The poem follows the tradition of a love-poem in the style of Carpe Diem usually translated as “seize the day”. In other words, it urges the beloved to consider that time passes, and that she will regret the loss of the love that he had once offered her. Yeats inscribed “When You are Old”, and other poems, into a white vellum-bound notebook and gave it to Maud Gonne. When you are old, he says in this sonnet, and when you read the lines of my poetry you will remember how beautiful you once were. In other words, obviously, once she is old, she is no longer beautiful. And then he elevates himself. He reminds her of the many admirers who love her beauty and grace. But he sets his own love apart from those who loved her for her appearance, her “grace” and “beauty”, saying that he loved her for her interior, her “pilgrim soul” and her “sorrows”. Well, I suppose it might be conceded that he is saying that he loves her more deeply than the others.
And then there is the hope he expresses. The sonnet, though rhymed in the Italian tradition and presented in three Shakespearean quatrains, stops at twelve lines and doesn’t have the expected closing couplet. These last two lines would usually offer a decisive conclusion in this kind of poem. Perhaps Yeats leaves out the two lines, of course, leaves the possibilities open. Toward the end of the poem he says, she will regret “how Love fled”, how she lost his love. Yeats would not wish this to be the outcome of his pursuit and the missing closing couplet would suggest the hope that Gonne will not grow old and regret the loss of his love. It must be said though that when Yeats puts himself and his love as pacing “upon the mountains overhead/And hid his face amid a crowd of stars” he exalts his future while, on the other hand, he diminishes hers; she sits sadly in her little domestic scene and dreams of her loss: him.

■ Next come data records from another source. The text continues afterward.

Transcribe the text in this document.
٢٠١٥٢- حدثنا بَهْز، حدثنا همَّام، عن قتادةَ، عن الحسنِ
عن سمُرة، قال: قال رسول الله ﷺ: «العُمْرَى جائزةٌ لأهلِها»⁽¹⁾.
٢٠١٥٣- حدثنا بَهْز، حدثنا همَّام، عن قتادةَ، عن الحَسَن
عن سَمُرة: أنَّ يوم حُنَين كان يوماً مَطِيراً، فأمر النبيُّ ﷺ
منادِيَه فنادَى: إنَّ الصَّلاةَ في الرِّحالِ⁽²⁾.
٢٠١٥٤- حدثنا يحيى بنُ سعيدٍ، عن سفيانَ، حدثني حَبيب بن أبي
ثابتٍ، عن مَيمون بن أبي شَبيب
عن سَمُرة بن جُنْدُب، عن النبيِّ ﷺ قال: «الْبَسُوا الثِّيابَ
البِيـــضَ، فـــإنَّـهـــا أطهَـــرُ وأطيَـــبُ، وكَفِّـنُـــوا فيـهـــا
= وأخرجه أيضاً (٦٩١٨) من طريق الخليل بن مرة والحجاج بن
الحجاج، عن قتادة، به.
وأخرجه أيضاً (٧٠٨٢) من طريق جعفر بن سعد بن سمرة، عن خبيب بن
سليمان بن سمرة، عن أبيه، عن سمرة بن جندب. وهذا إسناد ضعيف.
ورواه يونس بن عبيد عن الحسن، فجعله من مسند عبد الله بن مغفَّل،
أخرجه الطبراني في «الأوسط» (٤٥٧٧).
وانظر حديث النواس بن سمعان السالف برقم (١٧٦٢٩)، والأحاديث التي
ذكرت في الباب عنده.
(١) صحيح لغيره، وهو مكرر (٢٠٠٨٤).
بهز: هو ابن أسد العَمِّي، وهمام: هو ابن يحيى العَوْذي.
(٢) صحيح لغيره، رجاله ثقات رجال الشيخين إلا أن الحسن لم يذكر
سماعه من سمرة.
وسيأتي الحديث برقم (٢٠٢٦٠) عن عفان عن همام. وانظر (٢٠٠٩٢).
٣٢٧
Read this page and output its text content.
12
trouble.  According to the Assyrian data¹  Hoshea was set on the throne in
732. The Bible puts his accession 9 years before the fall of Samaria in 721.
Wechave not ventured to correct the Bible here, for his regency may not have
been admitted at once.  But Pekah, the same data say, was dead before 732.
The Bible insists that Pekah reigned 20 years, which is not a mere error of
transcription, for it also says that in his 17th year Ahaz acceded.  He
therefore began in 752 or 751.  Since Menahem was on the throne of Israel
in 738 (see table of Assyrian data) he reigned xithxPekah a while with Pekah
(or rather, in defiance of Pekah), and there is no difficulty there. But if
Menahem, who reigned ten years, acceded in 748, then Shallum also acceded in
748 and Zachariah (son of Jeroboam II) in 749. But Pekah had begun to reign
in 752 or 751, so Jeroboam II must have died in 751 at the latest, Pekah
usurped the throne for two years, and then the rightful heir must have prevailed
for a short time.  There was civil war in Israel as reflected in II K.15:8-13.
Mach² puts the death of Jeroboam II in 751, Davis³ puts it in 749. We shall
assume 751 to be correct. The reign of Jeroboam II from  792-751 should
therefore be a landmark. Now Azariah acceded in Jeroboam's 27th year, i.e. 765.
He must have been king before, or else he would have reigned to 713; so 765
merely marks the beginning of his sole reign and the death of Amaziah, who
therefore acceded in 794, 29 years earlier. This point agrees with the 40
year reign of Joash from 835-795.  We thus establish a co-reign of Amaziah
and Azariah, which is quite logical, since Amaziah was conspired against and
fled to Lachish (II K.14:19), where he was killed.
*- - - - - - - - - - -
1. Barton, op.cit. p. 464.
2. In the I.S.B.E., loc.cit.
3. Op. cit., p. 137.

Maud Gonne, however, was far from the vulnerable and foolish figure Yeats represents here. She was not only wealthy and independent, she cut a dash with her Paris wardrobe and bohemian courage. She moved her household along with her menagerie of canaries, monkeys, cats and dogs between Ireland and France. She was a passionate political activist. Beyond her public speaking and her activities on behalf of tenants in the Irish Land wars, Gonne was very much a part of the French extreme nationalist Boulangist movement. Allied to that cause she published the L’Irlande Libre (Free Ireland) promoting Irish nationalism abroad.
More significantly and on a personal level, Yeats did not quite know the “pilgrim soul” as well as he thought. He did not know that Gonne was the lover of a married French journalist and politician, Lucien Millevoye and that two years before Yeats wrote “When You are Old”, Gonne and Millevoye had a son. The reality was, Yeats knew nothing of Gonne’s personal life and, though important to her, he was only one among her many admirers. Not only was she far beyond his reach, he was in love with his image of Gonne, and did not know the woman, herself, at all.
Thank you for introducing me to Maude Gonne. From my brief search online I see clearly she’s a fascinating woman. There are some wonderful photographs of her taken throughout her lifetime.